Currently this graph shows only a model of what I observed. There is no easy way to measure the speed of information gain in the DNA.
This parameter of energy amount (ea) is not a parameter we are looking to find. We are trying to find the genes from which we get intelligent behavior. The ea parameter says something about the system in which we search for our real parameters. We borrow the name from the field of machine learning and call this ea parameter a hyperparameter. In our system the amount of energy is only one hyperparameter out of many. Another related one is the distribution of the energy ranging from evenly distributed to concentrated on a single point.
What we learn from this is that there are many hyperparameters which must be fine-tuned manually so that virtual agents finds (the best) conditions to develop intelligence.
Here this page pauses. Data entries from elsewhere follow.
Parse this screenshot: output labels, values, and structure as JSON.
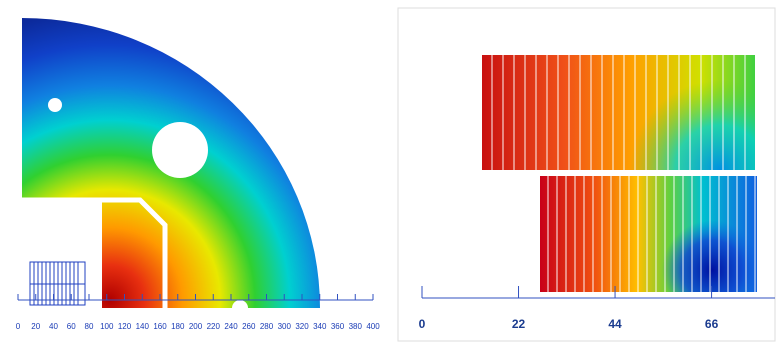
{
  "chart_data": [
    {
      "type": "contour",
      "xlim": [
        0,
        400
      ],
      "xticks": [
        0,
        20,
        40,
        60,
        80,
        100,
        120,
        140,
        160,
        180,
        200,
        220,
        240,
        260,
        280,
        300,
        320,
        340,
        360,
        380,
        400
      ]
    },
    {
      "type": "contour",
      "xlim": [
        0,
        80
      ],
      "xticks": [
        0,
        22,
        44,
        66
      ]
    }
  ]
}
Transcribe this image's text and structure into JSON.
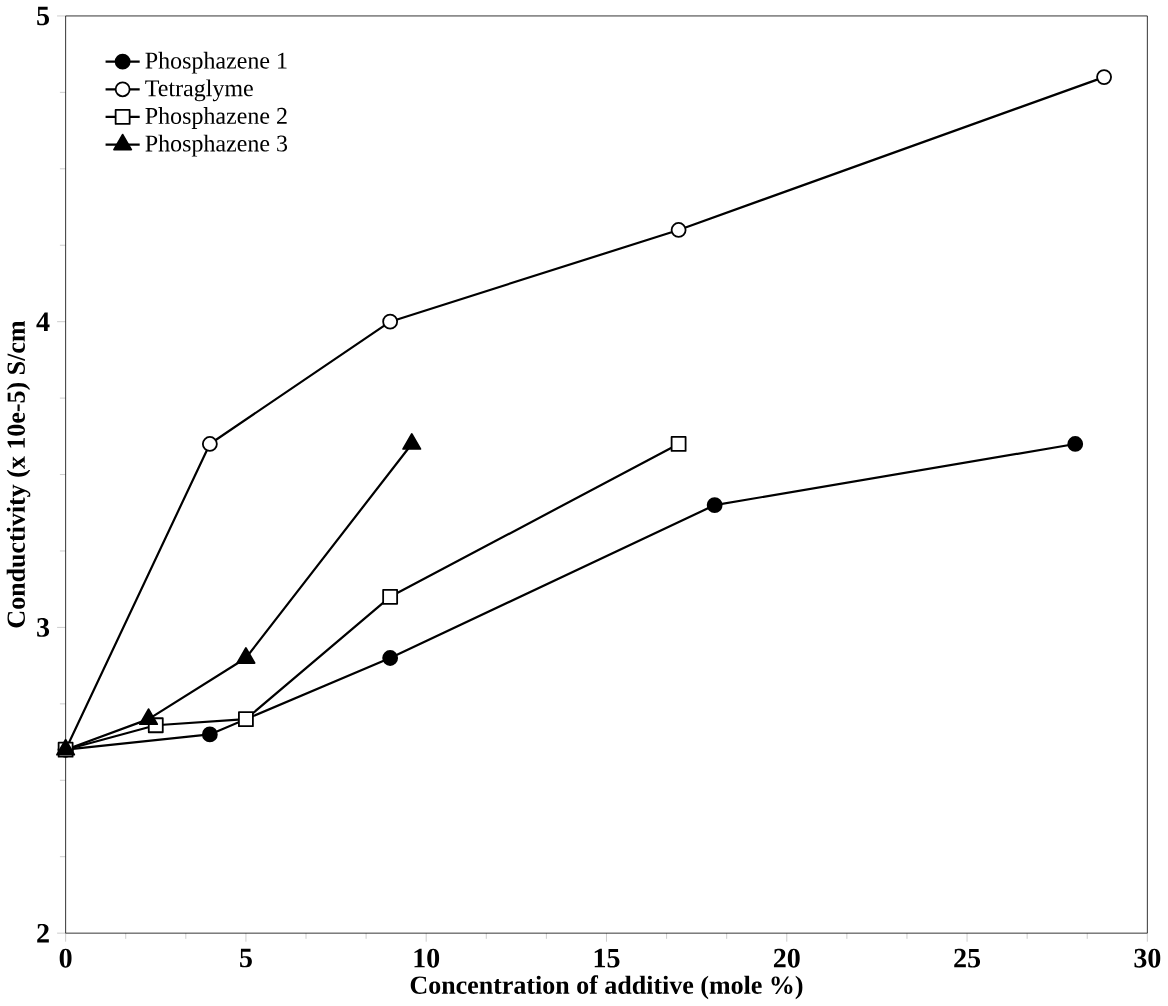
{
  "chart_data": {
    "type": "line",
    "xlabel": "Concentration of additive (mole %)",
    "ylabel": "Conductivity (x 10e-5) S/cm",
    "xlim": [
      0,
      30
    ],
    "ylim": [
      2,
      5
    ],
    "xticks": [
      0,
      5,
      10,
      15,
      20,
      25,
      30
    ],
    "yticks": [
      2,
      3,
      4,
      5
    ],
    "legend": "top left",
    "grid": false,
    "line_style": "solid",
    "series": [
      {
        "name": "Phosphazene 1",
        "color": "#000000",
        "marker": "circle",
        "x": [
          0,
          4,
          9,
          18,
          28
        ],
        "values": [
          2.6,
          2.65,
          2.9,
          3.4,
          3.6
        ]
      },
      {
        "name": "Tetraglyme",
        "color": "#000000",
        "marker": "circle",
        "x": [
          0,
          4,
          9,
          17,
          28.8
        ],
        "values": [
          2.6,
          3.6,
          4.0,
          4.3,
          4.8
        ]
      },
      {
        "name": "Phosphazene 2",
        "color": "#000000",
        "marker": "square",
        "x": [
          0,
          2.5,
          5,
          9,
          17
        ],
        "values": [
          2.6,
          2.68,
          2.7,
          3.1,
          3.6
        ]
      },
      {
        "name": "Phosphazene 3",
        "color": "#000000",
        "marker": "triangle",
        "x": [
          0,
          2.3,
          5,
          9.6
        ],
        "values": [
          2.6,
          2.7,
          2.9,
          3.6
        ]
      }
    ]
  }
}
That is no problem, one might say. We just systematically try many hyperparameter values and once we have our values we keep them. In machine learning this is called grid search, because every combination is tested. The picture shows an example of a grid search, where the rows are just different trials with different randomness and the columns different parameters of the energy distribution. One problem is how the success or "fitness" of one run should be measured. I chose the depth of the oldest family tree. This value is depicted if the cell's value.
Another interesting result is that trippy art emerges in the system.
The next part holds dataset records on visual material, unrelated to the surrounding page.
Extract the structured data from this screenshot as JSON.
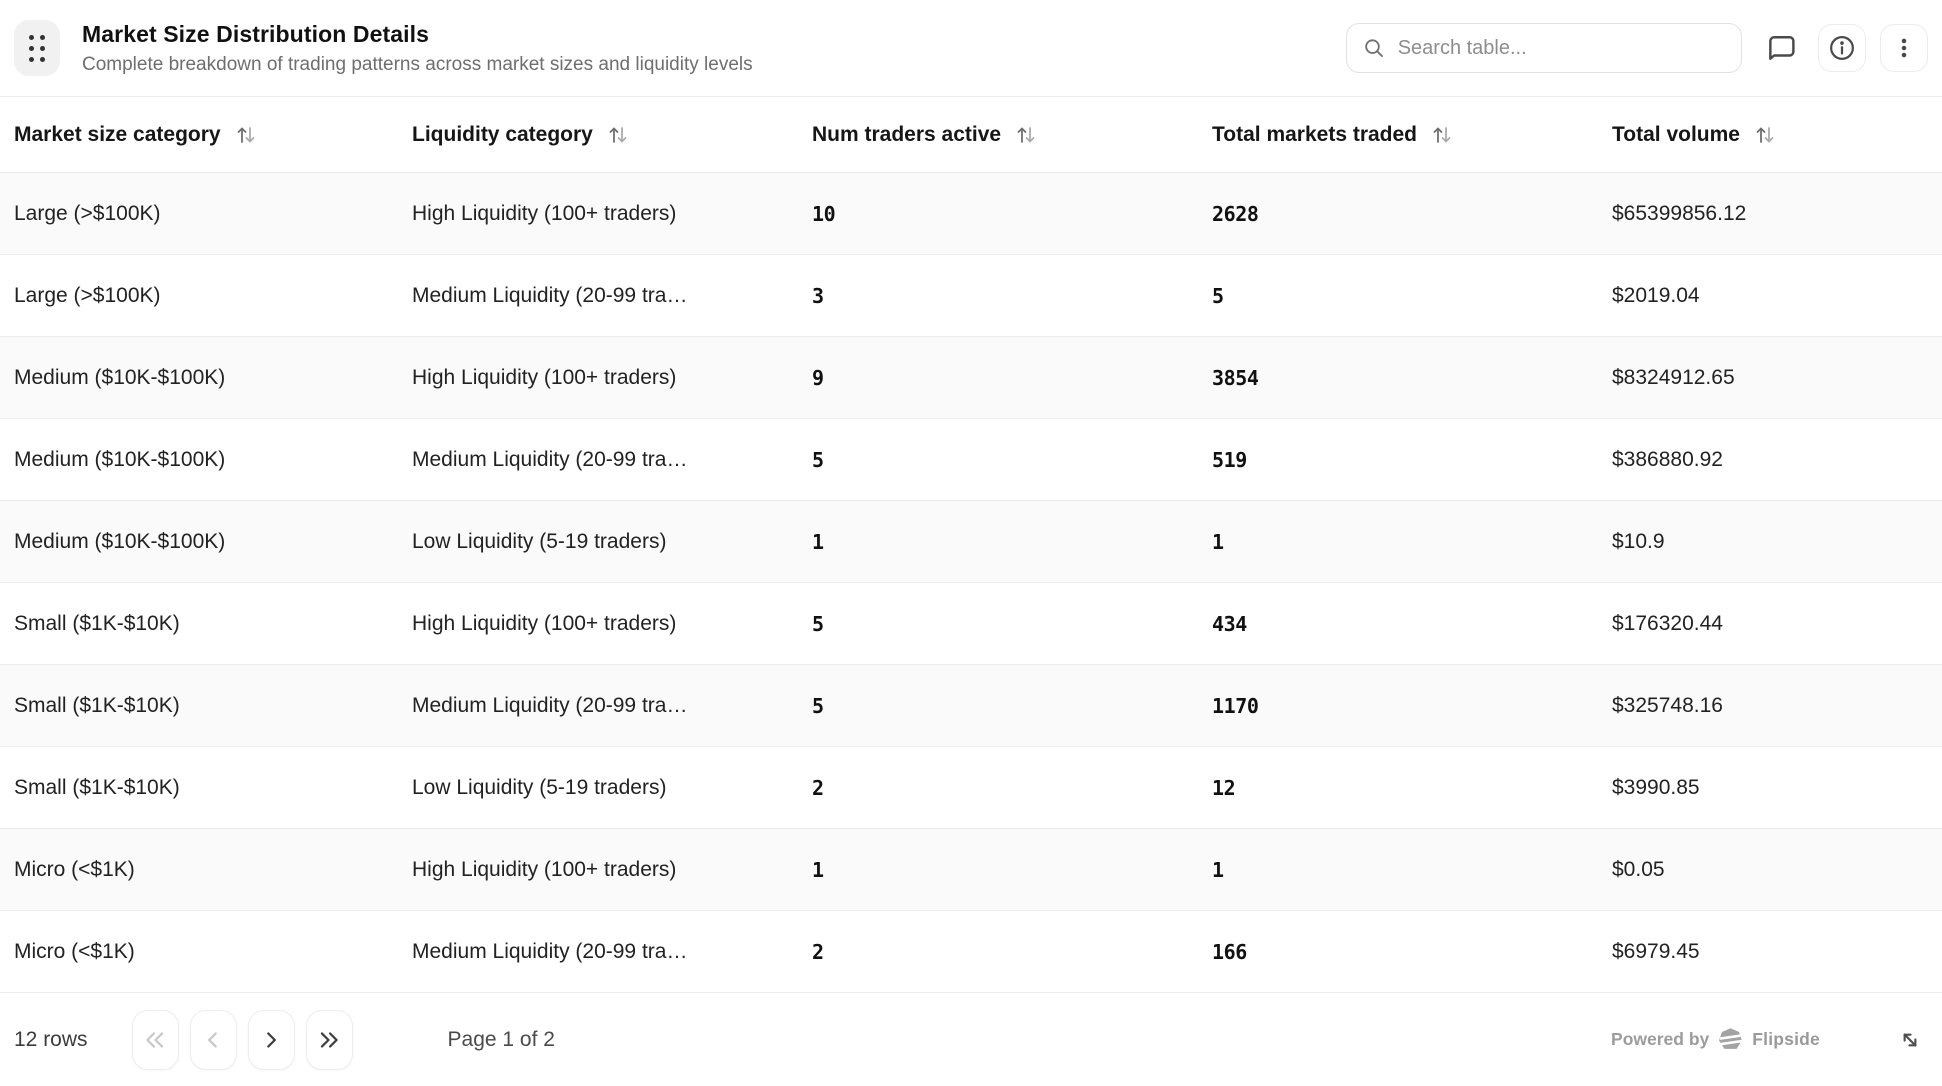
{
  "header": {
    "title": "Market Size Distribution Details",
    "subtitle": "Complete breakdown of trading patterns across market sizes and liquidity levels",
    "search_placeholder": "Search table...",
    "search_value": "",
    "icons": {
      "drag_handle": "grip-dots-icon",
      "search": "search-icon",
      "comment": "comment-bubble-icon",
      "info": "info-circle-icon",
      "more": "kebab-menu-icon"
    }
  },
  "table": {
    "columns": [
      {
        "label": "Market size category",
        "sort_icon": "sort-arrows-icon"
      },
      {
        "label": "Liquidity category",
        "sort_icon": "sort-arrows-icon"
      },
      {
        "label": "Num traders active",
        "sort_icon": "sort-arrows-icon"
      },
      {
        "label": "Total markets traded",
        "sort_icon": "sort-arrows-icon"
      },
      {
        "label": "Total volume",
        "sort_icon": "sort-arrows-icon"
      }
    ],
    "rows": [
      {
        "market_size": "Large (>$100K)",
        "liquidity": "High Liquidity (100+ traders)",
        "num_traders": "10",
        "markets_traded": "2628",
        "volume": "$65399856.12"
      },
      {
        "market_size": "Large (>$100K)",
        "liquidity": "Medium Liquidity (20-99 tra…",
        "num_traders": "3",
        "markets_traded": "5",
        "volume": "$2019.04"
      },
      {
        "market_size": "Medium ($10K-$100K)",
        "liquidity": "High Liquidity (100+ traders)",
        "num_traders": "9",
        "markets_traded": "3854",
        "volume": "$8324912.65"
      },
      {
        "market_size": "Medium ($10K-$100K)",
        "liquidity": "Medium Liquidity (20-99 tra…",
        "num_traders": "5",
        "markets_traded": "519",
        "volume": "$386880.92"
      },
      {
        "market_size": "Medium ($10K-$100K)",
        "liquidity": "Low Liquidity (5-19 traders)",
        "num_traders": "1",
        "markets_traded": "1",
        "volume": "$10.9"
      },
      {
        "market_size": "Small ($1K-$10K)",
        "liquidity": "High Liquidity (100+ traders)",
        "num_traders": "5",
        "markets_traded": "434",
        "volume": "$176320.44"
      },
      {
        "market_size": "Small ($1K-$10K)",
        "liquidity": "Medium Liquidity (20-99 tra…",
        "num_traders": "5",
        "markets_traded": "1170",
        "volume": "$325748.16"
      },
      {
        "market_size": "Small ($1K-$10K)",
        "liquidity": "Low Liquidity (5-19 traders)",
        "num_traders": "2",
        "markets_traded": "12",
        "volume": "$3990.85"
      },
      {
        "market_size": "Micro (<$1K)",
        "liquidity": "High Liquidity (100+ traders)",
        "num_traders": "1",
        "markets_traded": "1",
        "volume": "$0.05"
      },
      {
        "market_size": "Micro (<$1K)",
        "liquidity": "Medium Liquidity (20-99 tra…",
        "num_traders": "2",
        "markets_traded": "166",
        "volume": "$6979.45"
      }
    ]
  },
  "footer": {
    "rows_label": "12 rows",
    "page_label": "Page 1 of 2",
    "powered_by_label": "Powered by",
    "brand_label": "Flipside",
    "icons": {
      "first_page": "first-page-icon",
      "prev_page": "prev-page-icon",
      "next_page": "next-page-icon",
      "last_page": "last-page-icon",
      "brand": "flipside-logo-icon",
      "expand": "expand-diagonal-icon"
    }
  },
  "colors": {
    "row_stripe": "#fafafa",
    "divider": "#ececec",
    "muted_text": "#6e6e6e",
    "disabled_icon": "#c7c7c7",
    "enabled_icon": "#3d3d3d"
  }
}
The system does not scale well
The system stops to continue to evolve at a certain point. Evolutionary steps become too hard; the environment is learned by evolution as much as it can. The complexity is too low, so the system gets stuck.
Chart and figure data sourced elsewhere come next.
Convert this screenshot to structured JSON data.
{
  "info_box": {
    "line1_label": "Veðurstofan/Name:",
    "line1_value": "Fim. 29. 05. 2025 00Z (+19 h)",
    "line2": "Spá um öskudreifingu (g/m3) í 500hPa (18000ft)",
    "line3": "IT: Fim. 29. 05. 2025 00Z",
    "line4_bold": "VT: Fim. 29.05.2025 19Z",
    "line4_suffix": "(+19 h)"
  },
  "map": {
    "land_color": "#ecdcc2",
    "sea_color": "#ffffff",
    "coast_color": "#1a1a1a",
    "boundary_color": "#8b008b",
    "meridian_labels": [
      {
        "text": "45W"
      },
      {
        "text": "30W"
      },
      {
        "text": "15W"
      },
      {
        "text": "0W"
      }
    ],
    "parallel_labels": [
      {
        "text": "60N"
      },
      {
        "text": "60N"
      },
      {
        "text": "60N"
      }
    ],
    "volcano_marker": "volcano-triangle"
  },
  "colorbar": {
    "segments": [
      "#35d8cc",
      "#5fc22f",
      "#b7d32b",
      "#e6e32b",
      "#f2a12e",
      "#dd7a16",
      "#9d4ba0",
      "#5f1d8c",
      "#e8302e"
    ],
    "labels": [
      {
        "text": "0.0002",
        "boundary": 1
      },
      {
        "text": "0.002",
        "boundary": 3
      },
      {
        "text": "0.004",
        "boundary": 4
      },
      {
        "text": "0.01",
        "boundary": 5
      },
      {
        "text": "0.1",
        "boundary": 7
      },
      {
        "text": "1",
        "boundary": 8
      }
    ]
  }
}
Every DNA has developed relative to the ecosystem. Every genetic encoding can be represented as a point in a high dimensional space (phase space). We cannot modify the environment during a simulation because this is like moving the reference point of the phase space. The system evolves around the hyperparameters we set. They are like constants of our virtual nature. Therefore it does not help if we change them.
The more I read about chaotic systems I questioned myself: Is artificial evolution really a chaotic system? To answer this question one has to compute the Lyapunov-exponent, a task which I am still occupied with.
Can we show something as an "edge of chaos" in such a system?
Can we make the evolution open-ended when we find a way to build self-organizing system?
Consciousness needs symbolic representation. Can we support it to develop symbols? Will it start to develop philosophy and religion?
How can we control the AI (alignment problem) when it becomes smart? Can it escape the virtual environment?
Building the system on GPU
On a more additional note, I want to share some thoughts on the computing part. This is probably only interesting for people who are interested in computations.
In my first prototype, I computed the distance of objects based on the position of their center. In my second prototype, the dangers and food are stored in cells. The benefit of using cells is that for the costly sensory computation a kernel can be used. A kernel is a mathematical operation which uses some grid cells. A known size of cells can be cumulated with a mathematical operation to compute the sensory input. This means that we can just use local information to build the whole system. When we use only local information we have a system which is quite close to a cellular automaton. Some scientists argue that our whole universe is built up from a cellular automaton. We could copy the whole memory on the GPU and simulate each cell in a compute shader on the GPU. This means we get a massive performance improvement (maybe like 100 times).